This is an amazing truth that explains many things from the reason few of us take the necessary risks to succeed in life, to the confounding nature of managing change effectively. We see an organisation or an individual make one simple change and there are often unforeseen ripples, creating potential incidents and issues for months and years to come. All from only one decision.
We can see here why the wisdom of the experienced person steers them away from taking unnecessary risks, having learned possibly from their own and others’ flippancy.
These lessons of experience are valuable in charting the way through shallow waters, avoiding the shipwreck. This is where the SWOT tool of risk management and organisational planning can be employed. SWOT stands for Strengths, Weaknesses, Opportunities and Threats.
Weaknesses and threats
When we do take the risk, and calculatingly so, we try and foresee what can go wrong--selecting our weaknesses and paying due diligence toward the threats--in our analyses.
Threats spell potential disaster.
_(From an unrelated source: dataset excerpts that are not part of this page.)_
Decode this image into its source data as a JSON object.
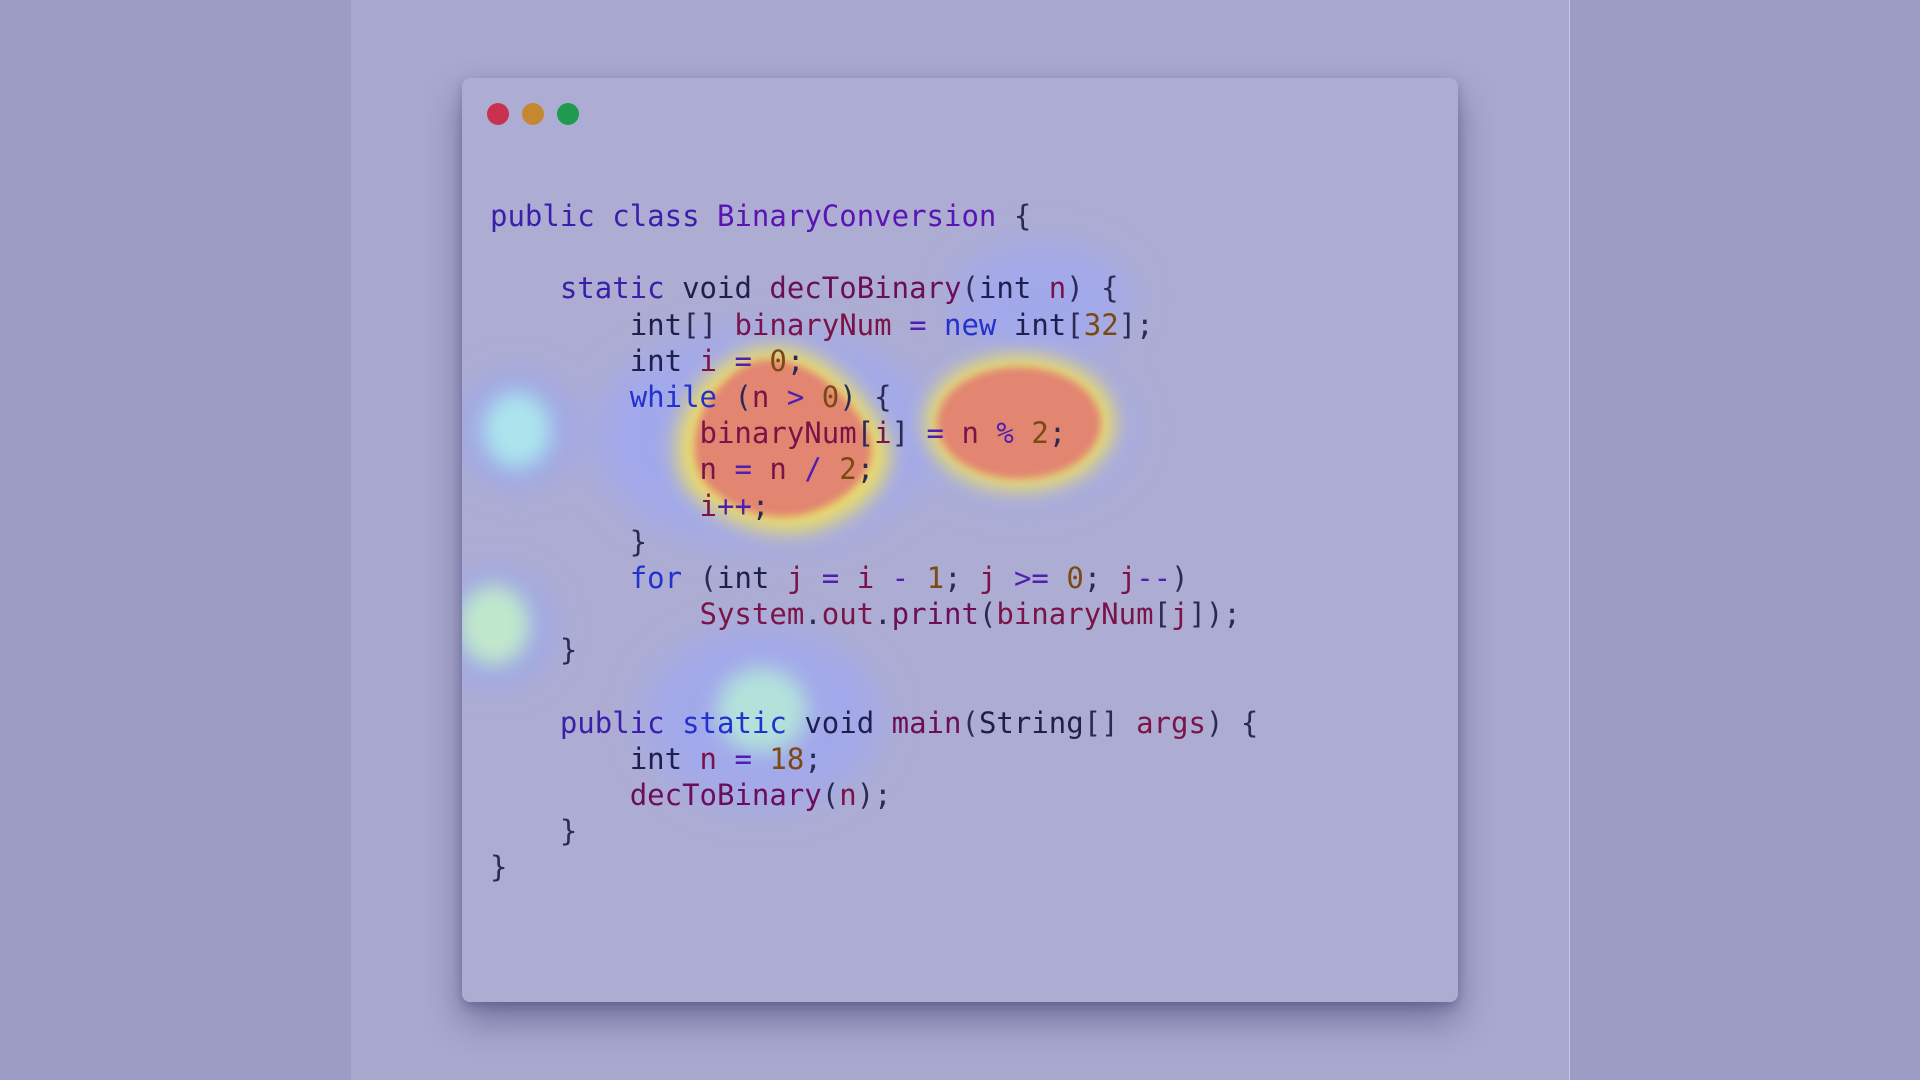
{
  "window": {
    "controls": [
      {
        "name": "close",
        "color": "#c8324f"
      },
      {
        "name": "minimize",
        "color": "#c58831"
      },
      {
        "name": "maximize",
        "color": "#1f9a4f"
      }
    ]
  },
  "code": {
    "language": "java",
    "lines": [
      [
        {
          "t": "public",
          "c": "kw"
        },
        {
          "t": " ",
          "c": "pun"
        },
        {
          "t": "class",
          "c": "kw"
        },
        {
          "t": " ",
          "c": "pun"
        },
        {
          "t": "BinaryConversion",
          "c": "cls"
        },
        {
          "t": " {",
          "c": "pun"
        }
      ],
      [],
      [
        {
          "t": "    ",
          "c": "pun"
        },
        {
          "t": "static",
          "c": "kw"
        },
        {
          "t": " ",
          "c": "pun"
        },
        {
          "t": "void",
          "c": "ty"
        },
        {
          "t": " ",
          "c": "pun"
        },
        {
          "t": "decToBinary",
          "c": "fn"
        },
        {
          "t": "(",
          "c": "pun"
        },
        {
          "t": "int",
          "c": "ty"
        },
        {
          "t": " ",
          "c": "pun"
        },
        {
          "t": "n",
          "c": "var"
        },
        {
          "t": ") {",
          "c": "pun"
        }
      ],
      [
        {
          "t": "        ",
          "c": "pun"
        },
        {
          "t": "int",
          "c": "ty"
        },
        {
          "t": "[] ",
          "c": "pun"
        },
        {
          "t": "binaryNum",
          "c": "var"
        },
        {
          "t": " ",
          "c": "pun"
        },
        {
          "t": "=",
          "c": "op"
        },
        {
          "t": " ",
          "c": "pun"
        },
        {
          "t": "new",
          "c": "kw2"
        },
        {
          "t": " ",
          "c": "pun"
        },
        {
          "t": "int",
          "c": "ty"
        },
        {
          "t": "[",
          "c": "pun"
        },
        {
          "t": "32",
          "c": "num"
        },
        {
          "t": "];",
          "c": "pun"
        }
      ],
      [
        {
          "t": "        ",
          "c": "pun"
        },
        {
          "t": "int",
          "c": "ty"
        },
        {
          "t": " ",
          "c": "pun"
        },
        {
          "t": "i",
          "c": "var"
        },
        {
          "t": " ",
          "c": "pun"
        },
        {
          "t": "=",
          "c": "op"
        },
        {
          "t": " ",
          "c": "pun"
        },
        {
          "t": "0",
          "c": "num"
        },
        {
          "t": ";",
          "c": "pun"
        }
      ],
      [
        {
          "t": "        ",
          "c": "pun"
        },
        {
          "t": "while",
          "c": "kw2"
        },
        {
          "t": " (",
          "c": "pun"
        },
        {
          "t": "n",
          "c": "var"
        },
        {
          "t": " ",
          "c": "pun"
        },
        {
          "t": ">",
          "c": "op"
        },
        {
          "t": " ",
          "c": "pun"
        },
        {
          "t": "0",
          "c": "num"
        },
        {
          "t": ") {",
          "c": "pun"
        }
      ],
      [
        {
          "t": "            ",
          "c": "pun"
        },
        {
          "t": "binaryNum",
          "c": "var"
        },
        {
          "t": "[",
          "c": "pun"
        },
        {
          "t": "i",
          "c": "var"
        },
        {
          "t": "] ",
          "c": "pun"
        },
        {
          "t": "=",
          "c": "op"
        },
        {
          "t": " ",
          "c": "pun"
        },
        {
          "t": "n",
          "c": "var"
        },
        {
          "t": " ",
          "c": "pun"
        },
        {
          "t": "%",
          "c": "op"
        },
        {
          "t": " ",
          "c": "pun"
        },
        {
          "t": "2",
          "c": "num"
        },
        {
          "t": ";",
          "c": "pun"
        }
      ],
      [
        {
          "t": "            ",
          "c": "pun"
        },
        {
          "t": "n",
          "c": "var"
        },
        {
          "t": " ",
          "c": "pun"
        },
        {
          "t": "=",
          "c": "op"
        },
        {
          "t": " ",
          "c": "pun"
        },
        {
          "t": "n",
          "c": "var"
        },
        {
          "t": " ",
          "c": "pun"
        },
        {
          "t": "/",
          "c": "op"
        },
        {
          "t": " ",
          "c": "pun"
        },
        {
          "t": "2",
          "c": "num"
        },
        {
          "t": ";",
          "c": "pun"
        }
      ],
      [
        {
          "t": "            ",
          "c": "pun"
        },
        {
          "t": "i",
          "c": "var"
        },
        {
          "t": "++",
          "c": "op"
        },
        {
          "t": ";",
          "c": "pun"
        }
      ],
      [
        {
          "t": "        }",
          "c": "pun"
        }
      ],
      [
        {
          "t": "        ",
          "c": "pun"
        },
        {
          "t": "for",
          "c": "kw2"
        },
        {
          "t": " (",
          "c": "pun"
        },
        {
          "t": "int",
          "c": "ty"
        },
        {
          "t": " ",
          "c": "pun"
        },
        {
          "t": "j",
          "c": "var"
        },
        {
          "t": " ",
          "c": "pun"
        },
        {
          "t": "=",
          "c": "op"
        },
        {
          "t": " ",
          "c": "pun"
        },
        {
          "t": "i",
          "c": "var"
        },
        {
          "t": " ",
          "c": "pun"
        },
        {
          "t": "-",
          "c": "op"
        },
        {
          "t": " ",
          "c": "pun"
        },
        {
          "t": "1",
          "c": "num"
        },
        {
          "t": "; ",
          "c": "pun"
        },
        {
          "t": "j",
          "c": "var"
        },
        {
          "t": " ",
          "c": "pun"
        },
        {
          "t": ">=",
          "c": "op"
        },
        {
          "t": " ",
          "c": "pun"
        },
        {
          "t": "0",
          "c": "num"
        },
        {
          "t": "; ",
          "c": "pun"
        },
        {
          "t": "j",
          "c": "var"
        },
        {
          "t": "--",
          "c": "op"
        },
        {
          "t": ")",
          "c": "pun"
        }
      ],
      [
        {
          "t": "            ",
          "c": "pun"
        },
        {
          "t": "System",
          "c": "var"
        },
        {
          "t": ".",
          "c": "pun"
        },
        {
          "t": "out",
          "c": "var"
        },
        {
          "t": ".",
          "c": "pun"
        },
        {
          "t": "print",
          "c": "fn"
        },
        {
          "t": "(",
          "c": "pun"
        },
        {
          "t": "binaryNum",
          "c": "var"
        },
        {
          "t": "[",
          "c": "pun"
        },
        {
          "t": "j",
          "c": "var"
        },
        {
          "t": "]);",
          "c": "pun"
        }
      ],
      [
        {
          "t": "    }",
          "c": "pun"
        }
      ],
      [],
      [
        {
          "t": "    ",
          "c": "pun"
        },
        {
          "t": "public",
          "c": "kw"
        },
        {
          "t": " ",
          "c": "pun"
        },
        {
          "t": "static",
          "c": "kw2"
        },
        {
          "t": " ",
          "c": "pun"
        },
        {
          "t": "void",
          "c": "ty"
        },
        {
          "t": " ",
          "c": "pun"
        },
        {
          "t": "main",
          "c": "fn"
        },
        {
          "t": "(",
          "c": "pun"
        },
        {
          "t": "String",
          "c": "ty"
        },
        {
          "t": "[] ",
          "c": "pun"
        },
        {
          "t": "args",
          "c": "var"
        },
        {
          "t": ") {",
          "c": "pun"
        }
      ],
      [
        {
          "t": "        ",
          "c": "pun"
        },
        {
          "t": "int",
          "c": "ty"
        },
        {
          "t": " ",
          "c": "pun"
        },
        {
          "t": "n",
          "c": "var"
        },
        {
          "t": " ",
          "c": "pun"
        },
        {
          "t": "=",
          "c": "op"
        },
        {
          "t": " ",
          "c": "pun"
        },
        {
          "t": "18",
          "c": "num"
        },
        {
          "t": ";",
          "c": "pun"
        }
      ],
      [
        {
          "t": "        ",
          "c": "pun"
        },
        {
          "t": "decToBinary",
          "c": "fn"
        },
        {
          "t": "(",
          "c": "pun"
        },
        {
          "t": "n",
          "c": "var"
        },
        {
          "t": ");",
          "c": "pun"
        }
      ],
      [
        {
          "t": "    }",
          "c": "pun"
        }
      ],
      [
        {
          "t": "}",
          "c": "pun"
        }
      ]
    ]
  },
  "heatmap": {
    "colors": {
      "hot": "#e46f6f",
      "warm": "#f2d35a",
      "cool": "#a8f0d8",
      "cold": "#9fa8ff"
    }
  }
}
We don’t like to think that one decision can bring us to the brink, but it’s true to a certain extent, particularly when the tumultuous ground has been ploughed already i.e. when the scene’s set.
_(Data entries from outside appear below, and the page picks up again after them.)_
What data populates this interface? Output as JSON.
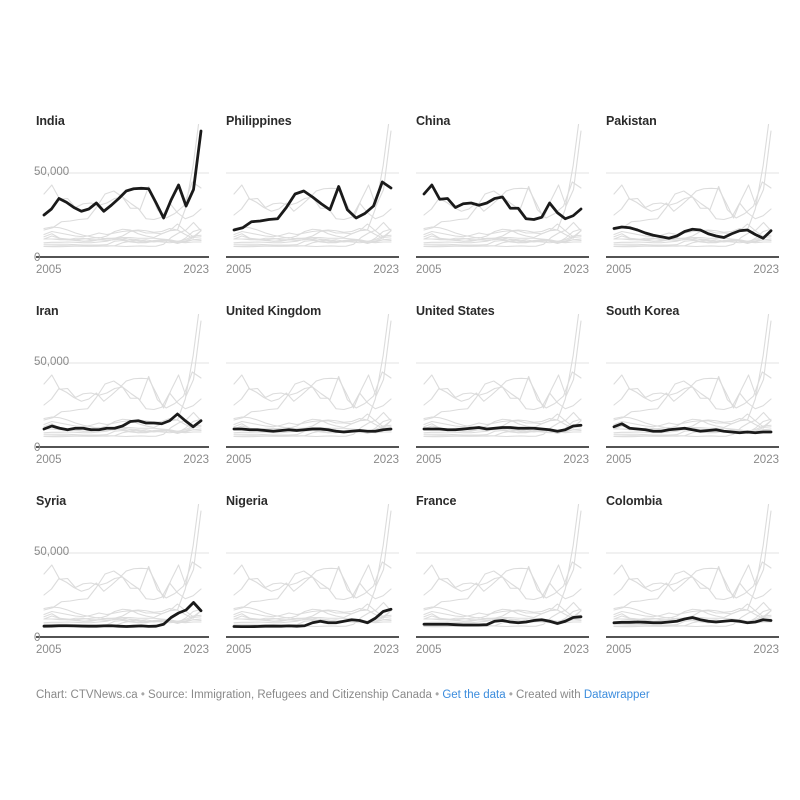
{
  "footer": {
    "chart_credit": "Chart: CTVNews.ca",
    "sep1": "•",
    "source": "Source: Immigration, Refugees and Citizenship Canada",
    "sep2": "•",
    "get_data_link": "Get the data",
    "sep3": "•",
    "created_with_prefix": "Created with",
    "created_with_link": "Datawrapper"
  },
  "axis": {
    "y_ticks": [
      "50,000",
      "0"
    ],
    "x_tick_left": "2005",
    "x_tick_right": "2023"
  },
  "colors": {
    "highlight_line": "#1a1a1a",
    "context_line": "#dcdcdc",
    "gridline": "#e3e3e3",
    "axis_line": "#1a1a1a",
    "tick_text": "#8a8a8a",
    "title_text": "#2b2b2b",
    "link": "#3b8cdd",
    "background": "#ffffff"
  },
  "chart_data": {
    "type": "line",
    "title": "",
    "subtitle": "",
    "xlabel": "",
    "ylabel": "",
    "grid": true,
    "legend_position": "none",
    "layout": "small-multiples 4 x 3",
    "ylim": [
      0,
      78000
    ],
    "y_tick_values": [
      0,
      50000
    ],
    "xlim": [
      2003,
      2023
    ],
    "x_tick_values": [
      2005,
      2023
    ],
    "x": [
      2003,
      2004,
      2005,
      2006,
      2007,
      2008,
      2009,
      2010,
      2011,
      2012,
      2013,
      2014,
      2015,
      2016,
      2017,
      2018,
      2019,
      2020,
      2021,
      2022,
      2023
    ],
    "panels": [
      {
        "name": "India",
        "row": 0,
        "col": 0,
        "values": [
          22000,
          26000,
          33000,
          30500,
          27000,
          24500,
          26000,
          30000,
          24500,
          28500,
          33000,
          38000,
          39500,
          39800,
          39500,
          30000,
          20000,
          32000,
          42000,
          28000,
          39000,
          78000
        ]
      },
      {
        "name": "Philippines",
        "row": 0,
        "col": 1,
        "values": [
          12000,
          13500,
          17500,
          18000,
          19000,
          19500,
          27000,
          36000,
          38000,
          34000,
          29500,
          25500,
          41000,
          25500,
          20000,
          23000,
          28000,
          44000,
          40000
        ]
      },
      {
        "name": "China",
        "row": 0,
        "col": 2,
        "values": [
          36000,
          42000,
          32500,
          33000,
          27000,
          29500,
          30000,
          28500,
          30000,
          33000,
          34000,
          26500,
          26500,
          19500,
          19000,
          20500,
          30000,
          23500,
          19500,
          21500,
          26000
        ]
      },
      {
        "name": "Pakistan",
        "row": 0,
        "col": 3,
        "values": [
          13000,
          14000,
          13500,
          12000,
          10000,
          8500,
          7500,
          6500,
          8000,
          11000,
          12500,
          12000,
          9500,
          8000,
          7000,
          9500,
          11500,
          12000,
          9000,
          6500,
          11500
        ]
      },
      {
        "name": "Iran",
        "row": 1,
        "col": 0,
        "values": [
          6000,
          8000,
          6500,
          5500,
          6500,
          6500,
          5500,
          5500,
          6500,
          6500,
          8000,
          11000,
          11500,
          10000,
          10000,
          9500,
          11500,
          16000,
          11500,
          7500,
          11500
        ]
      },
      {
        "name": "United Kingdom",
        "row": 1,
        "col": 1,
        "values": [
          6000,
          6000,
          5500,
          5500,
          5000,
          4500,
          5000,
          5500,
          5000,
          5500,
          6000,
          6000,
          5500,
          4500,
          4000,
          4500,
          5000,
          4500,
          4500,
          5500,
          6000
        ]
      },
      {
        "name": "United States",
        "row": 1,
        "col": 2,
        "values": [
          6000,
          6000,
          6000,
          5500,
          5500,
          6000,
          6500,
          7000,
          6000,
          6500,
          7000,
          7000,
          6500,
          6500,
          6500,
          6000,
          5500,
          4500,
          5500,
          8000,
          8500
        ]
      },
      {
        "name": "South Korea",
        "row": 1,
        "col": 3,
        "values": [
          7500,
          9500,
          6500,
          6000,
          5500,
          4500,
          4500,
          5500,
          6000,
          6500,
          5500,
          4500,
          5000,
          5500,
          4500,
          4000,
          3500,
          4000,
          3500,
          4000,
          4000
        ]
      },
      {
        "name": "Syria",
        "row": 2,
        "col": 0,
        "values": [
          1200,
          1300,
          1500,
          1500,
          1400,
          1300,
          1200,
          1200,
          1400,
          1500,
          1200,
          1000,
          1200,
          1400,
          1100,
          1200,
          2500,
          7000,
          10000,
          12000,
          17000,
          11500
        ]
      },
      {
        "name": "Nigeria",
        "row": 2,
        "col": 1,
        "values": [
          1000,
          900,
          900,
          1000,
          1200,
          1300,
          1200,
          1400,
          1200,
          1500,
          3500,
          4500,
          3500,
          3500,
          4500,
          5500,
          5000,
          3500,
          6500,
          11000,
          12500
        ]
      },
      {
        "name": "France",
        "row": 2,
        "col": 2,
        "values": [
          2500,
          2500,
          2500,
          2500,
          2200,
          2000,
          2000,
          2000,
          2200,
          4500,
          5000,
          4000,
          3500,
          4000,
          5000,
          5500,
          4500,
          3000,
          4500,
          7000,
          7500
        ]
      },
      {
        "name": "Colombia",
        "row": 2,
        "col": 3,
        "values": [
          3500,
          3800,
          3800,
          4000,
          3800,
          3500,
          3500,
          4000,
          4500,
          6000,
          7000,
          5500,
          4500,
          4000,
          4500,
          5000,
          4500,
          3500,
          4000,
          5500,
          5000
        ]
      }
    ],
    "context_series_note": "Each panel repeats all 12 country series in light gray; the panel's own country is drawn in bold black, plus one very tall light series rising off-scale at the right edge."
  }
}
Strengths and opportunities
We will probably maximise the strengths and opportunities as they come, but these too can bring us unstuck as opportunities sometimes reveal themselves later as traps. Our strengths can overpower the situation and we suddenly spoil what might have been otherwise okay.
We shudder at the thought that our strengths might actually become a fatal flaw; it’s all about balance and the ego.
Calming the ripples
Without the appropriate level of thought and consideration regarding the risks, we will often tread a precarious line. There are many snares that lay ahead in managing change.
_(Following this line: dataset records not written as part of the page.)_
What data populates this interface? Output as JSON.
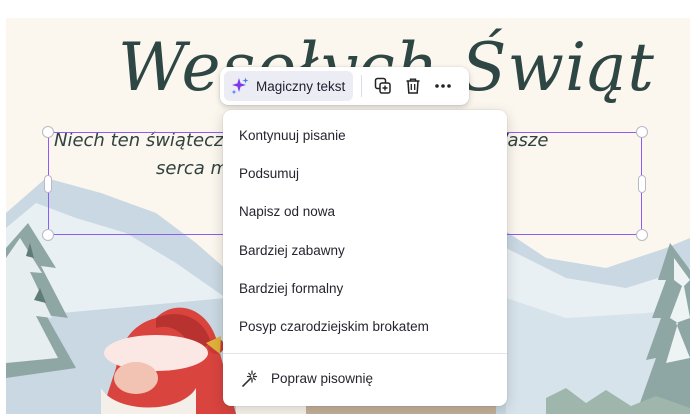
{
  "canvas": {
    "title": "Wesołych Świąt",
    "body_line1": "Niech ten świąteczny czas wypełni się radością, Wasze",
    "body_line2": "serca miłością, a domy ciepłem."
  },
  "toolbar": {
    "magic_text_label": "Magiczny tekst",
    "duplicate_icon": "duplicate-icon",
    "delete_icon": "trash-icon",
    "more_icon": "more-icon"
  },
  "menu": {
    "items": [
      "Kontynuuj pisanie",
      "Podsumuj",
      "Napisz od nowa",
      "Bardziej zabawny",
      "Bardziej formalny",
      "Posyp czarodziejskim brokatem"
    ],
    "spellcheck_label": "Popraw pisownię"
  },
  "colors": {
    "background": "#fbf6ee",
    "title_text": "#2f4744",
    "selection": "#8b5cf6",
    "accent_purple": "#7c3aed",
    "gnome_red": "#d9443f"
  }
}
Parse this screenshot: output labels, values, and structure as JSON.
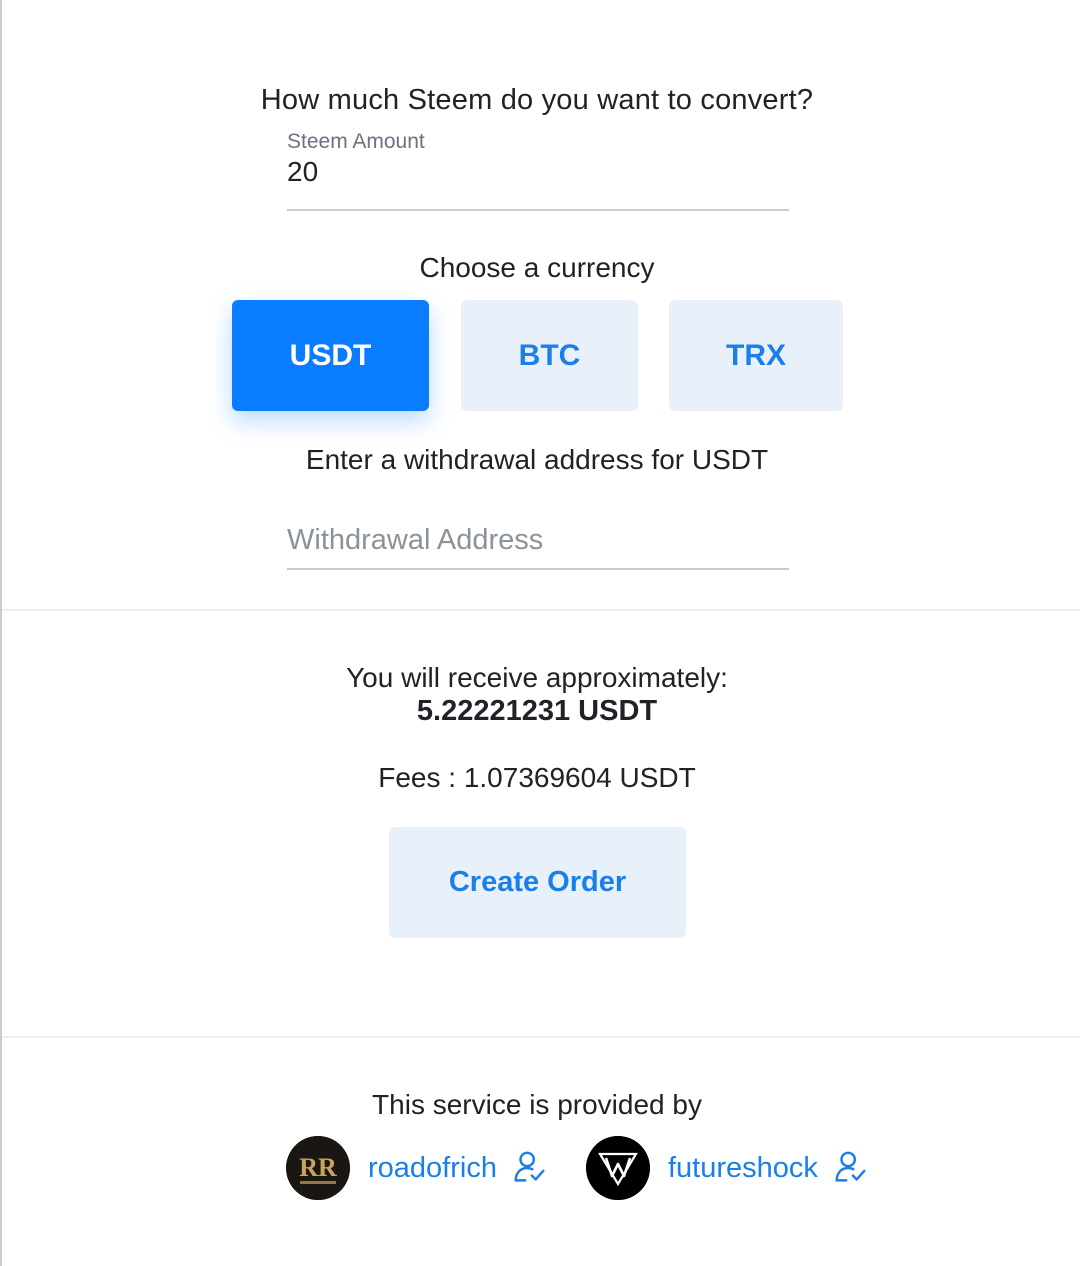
{
  "convert": {
    "question": "How much Steem do you want to convert?",
    "amount_label": "Steem Amount",
    "amount_value": "20"
  },
  "currency": {
    "heading": "Choose a currency",
    "options": [
      {
        "label": "USDT",
        "selected": true
      },
      {
        "label": "BTC",
        "selected": false
      },
      {
        "label": "TRX",
        "selected": false
      }
    ]
  },
  "withdrawal": {
    "label": "Enter a withdrawal address for USDT",
    "placeholder": "Withdrawal Address"
  },
  "summary": {
    "receive_label": "You will receive approximately:",
    "receive_value": "5.22221231 USDT",
    "fees": "Fees : 1.07369604 USDT"
  },
  "actions": {
    "create_order": "Create Order"
  },
  "footer": {
    "provided_by": "This service is provided by",
    "providers": [
      {
        "name": "roadofrich",
        "icon": "verified-user-icon"
      },
      {
        "name": "futureshock",
        "icon": "verified-user-icon"
      }
    ]
  },
  "colors": {
    "accent": "#0a7cff",
    "link": "#1a7fe8",
    "button_light": "#e8f1fa"
  }
}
Taking a moment to just sit and consider a decision is sometimes all that’s needed. Some of us (myself included) can occasionally have a tendency to act or react impulsively and it can bring more harm than good. Change is not always a good thing.
When we do change things and they go pear-shaped, we need to find ways of calming the ripples and reconciling the situation so we can restore the credibility. Ah, the wonder of 20/20 hindsight!